Im neuen Stück, das der Ex-Regieassistent von Armin Petras am Berliner Gorki Theater und heute selbst vielbeschäftigte Regisseur Dominic Friedel in der Studiobühne des Senftenberger Theaters zur Uraufführung brachte, sind dieselben ProtagonistInnen eher lockerer ost-verortet in einer Region, die mit dem Wandel zur gestalteten Kulturlandschaft aber deutlich an die ehemaligen Gebiete des Braunkohletagebaus rund um Senftenberg und Cottbus erinnert. Und auch sonst kann man die Handlung ganz gut mit dem zum Theaterfest uraufgeführten Stück Birkenbiegen des in Cottbus geborenen Autors Oliver Bukowski vergleichen.

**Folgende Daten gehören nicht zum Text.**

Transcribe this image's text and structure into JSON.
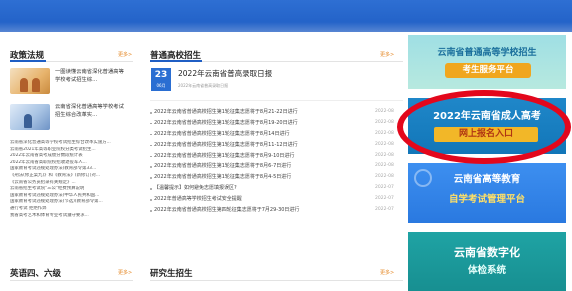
{
  "sections": {
    "policy": {
      "title": "政策法规",
      "more": "更多>"
    },
    "admission": {
      "title": "普通高校招生",
      "more": "更多>"
    },
    "english": {
      "title": "英语四、六级",
      "more": "更多>"
    },
    "postgrad": {
      "title": "研究生招生",
      "more": "更多>"
    }
  },
  "featured": [
    {
      "title": "一图读懂云南省深化普通高等学校考试招生综..."
    },
    {
      "title": "云南省深化普通高等学校考试招生综合改革实..."
    }
  ],
  "policy_list": [
    "云南省深化普通高等学校考试招生综合改革实施方...",
    "云南省2021年高等职业院校分类考试招生...",
    "2022年云南省高考成绩分数段统计表",
    "2022年云南省高职院校招收退役军人...",
    "国家教育考试违规处理办法(教育部令第33...",
    "《刑法(修正案九)》和《教育法》(新修订)对...",
    "《云南省公务员招录有关规定》...",
    "云南省招生考试院\"三公\"经费预算说明",
    "国家教育考试违规处理办法(中华人民共和国...",
    "国家教育考试违规处理办法(节选)(教育部令第...",
    "通行考试 拒绝作弊",
    "我省高考艺术和体育专业考试遵守要求..."
  ],
  "headline": {
    "day": "23",
    "month": "06月",
    "title": "2022年云南省普高录取日报",
    "subtitle": "2022年云南省普高录取日报"
  },
  "news": [
    {
      "title": "2022年云南省普通高校招生第1轮征集志愿将于8月21-22日进行",
      "date": "2022-08"
    },
    {
      "title": "2022年云南省普通高校招生第1轮征集志愿将于8月19-20日进行",
      "date": "2022-08"
    },
    {
      "title": "2022年云南省普通高校招生第1轮征集志愿将于8月14日进行",
      "date": "2022-08"
    },
    {
      "title": "2022年云南省普通高校招生第1轮征集志愿将于8月11-12日进行",
      "date": "2022-08"
    },
    {
      "title": "2022年云南省普通高校招生第1轮征集志愿将于8月9-10日进行",
      "date": "2022-08"
    },
    {
      "title": "2022年云南省普通高校招生第1轮征集志愿将于8月6-7日进行",
      "date": "2022-08"
    },
    {
      "title": "2022年云南省普通高校招生第1轮征集志愿将于8月4-5日进行",
      "date": "2022-08"
    },
    {
      "title": "【温馨提示】如何避免志愿填报误区?",
      "date": "2022-07"
    },
    {
      "title": "2022年普通高等学校招生考试安全提醒",
      "date": "2022-07"
    },
    {
      "title": "2022年云南省普通高校招生第四轮征集志愿将于7月29-30日进行",
      "date": "2022-07"
    }
  ],
  "banners": [
    {
      "title": "云南省普通高等学校招生",
      "button": "考生服务平台"
    },
    {
      "title": "2022年云南省成人高考",
      "button": "网上报名入口"
    },
    {
      "title": "云南省高等教育",
      "subtitle": "自学考试管理平台"
    },
    {
      "title": "云南省数字化",
      "subtitle": "体检系统"
    }
  ],
  "colors": {
    "brand_blue": "#1f5ec4",
    "highlight_red": "#e3071c",
    "more_orange": "#e58a2a"
  }
}
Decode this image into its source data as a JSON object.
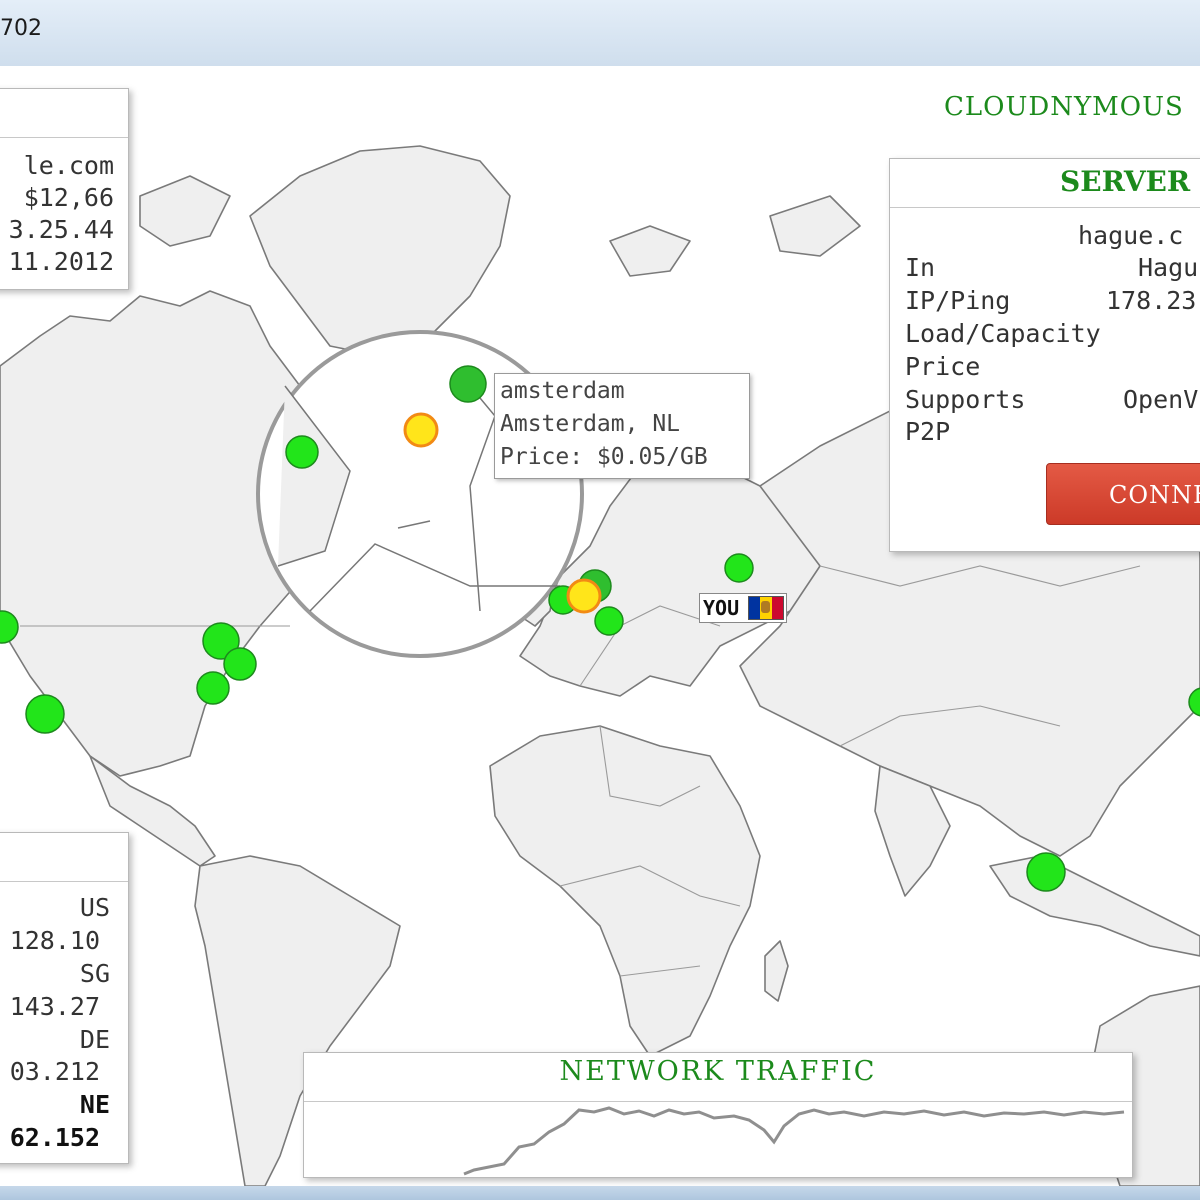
{
  "window": {
    "title": "702"
  },
  "brand": "CLOUDNYMOUS",
  "top_left_panel": {
    "rows": [
      "le.com",
      "$12,66",
      "3.25.44",
      "11.2012"
    ]
  },
  "server_panel": {
    "heading": "SERVER",
    "hostname": "hague.c",
    "rows": [
      {
        "label": "In",
        "value": "Hagu"
      },
      {
        "label": "IP/Ping",
        "value": "178.23"
      },
      {
        "label": "Load/Capacity",
        "value": ""
      },
      {
        "label": "Price",
        "value": ""
      },
      {
        "label": "Supports",
        "value": "OpenV"
      },
      {
        "label": "P2P",
        "value": ""
      }
    ],
    "connect_label": "CONNE"
  },
  "servers_list_panel": {
    "rows": [
      "US",
      "128.10",
      "SG",
      "143.27",
      "DE",
      "03.212",
      "NE",
      "62.152"
    ]
  },
  "tooltip": {
    "name": "amsterdam",
    "location": "Amsterdam, NL",
    "price": "Price: $0.05/GB"
  },
  "you_marker": {
    "label": "YOU",
    "flag_colors": [
      "#0033a0",
      "#ffd200",
      "#cc092f"
    ]
  },
  "network_traffic": {
    "title": "NETWORK TRAFFIC"
  },
  "colors": {
    "server_dot": "#22e51a",
    "selected_dot": "#ffe51a",
    "brand_green": "#1c8a1c",
    "connect_red": "#d8452f"
  }
}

Hiergebliebene treffen auf Rückkehrer und Zugezogene, die sich mit alten Wunden und neuen Problemen auseinandersetzen müssen.

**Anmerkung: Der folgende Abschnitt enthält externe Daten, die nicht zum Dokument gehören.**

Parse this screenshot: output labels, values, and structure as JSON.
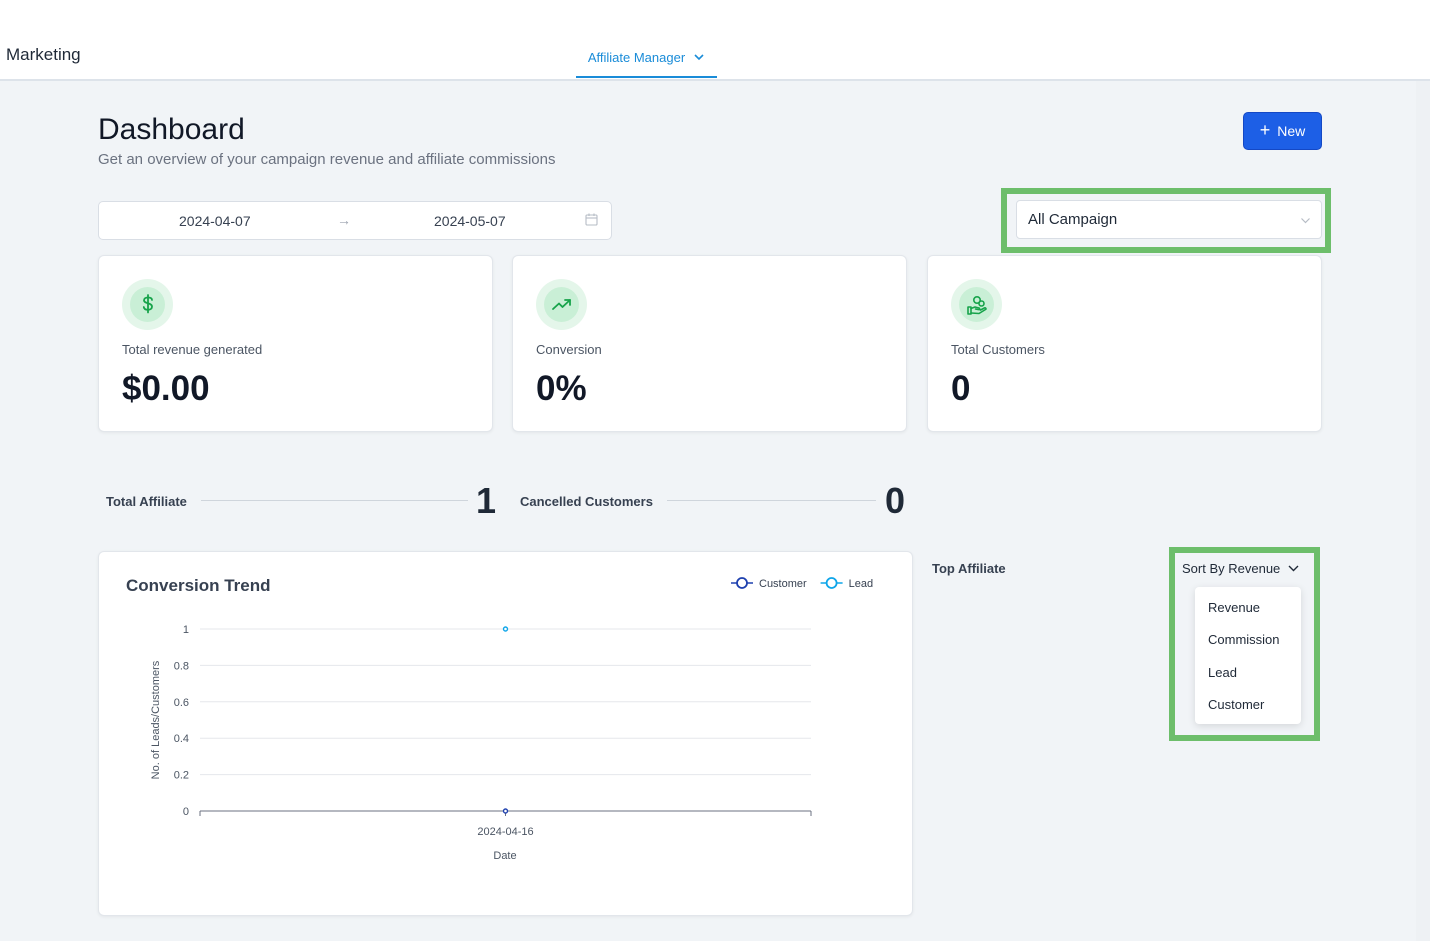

Wie im Mansfeld ist Polizist Christian (Roland Kurzweg) auch in der Lausitz mit dem Fernrohr immer auf der Suche nach den Sternen, die er seiner Nichte Janica (Marianne Helene Jordan) auf dem Dach eines Bühnenkubus, der am Beginn noch mit Papier eingeschlagen ist, zeigen will. In jenem Kubus steht nach dem Abreißen der Papierbahnen Janicas Vater, der Ex-Rockmusiker Thomas (Robert Eder), der seine E-Gitarre immer wieder einstöpselt und den rauen Sound des Abends gibt. Thomas war vor dem Ende der DDR mal kurz ganz nah dran an einem Plattenvertrag, wie der Schlagzeuger von Rockhaus, einer bekannten Ostband, der nun in einer Stones-Revival-Band spielt. Früher hat Thomas etwas gewagt, wie seine Frau Betty (Eva Geiler) am Küchentisch erzählt - heute verkauft er Versicherungen, um die Schulden für das Haus abzubezahlen. Die Idee einer Go-Kart-Bahn scheitert nicht nur an den Banken, sondern auch an über 600 fehlenden alten Autoreifen.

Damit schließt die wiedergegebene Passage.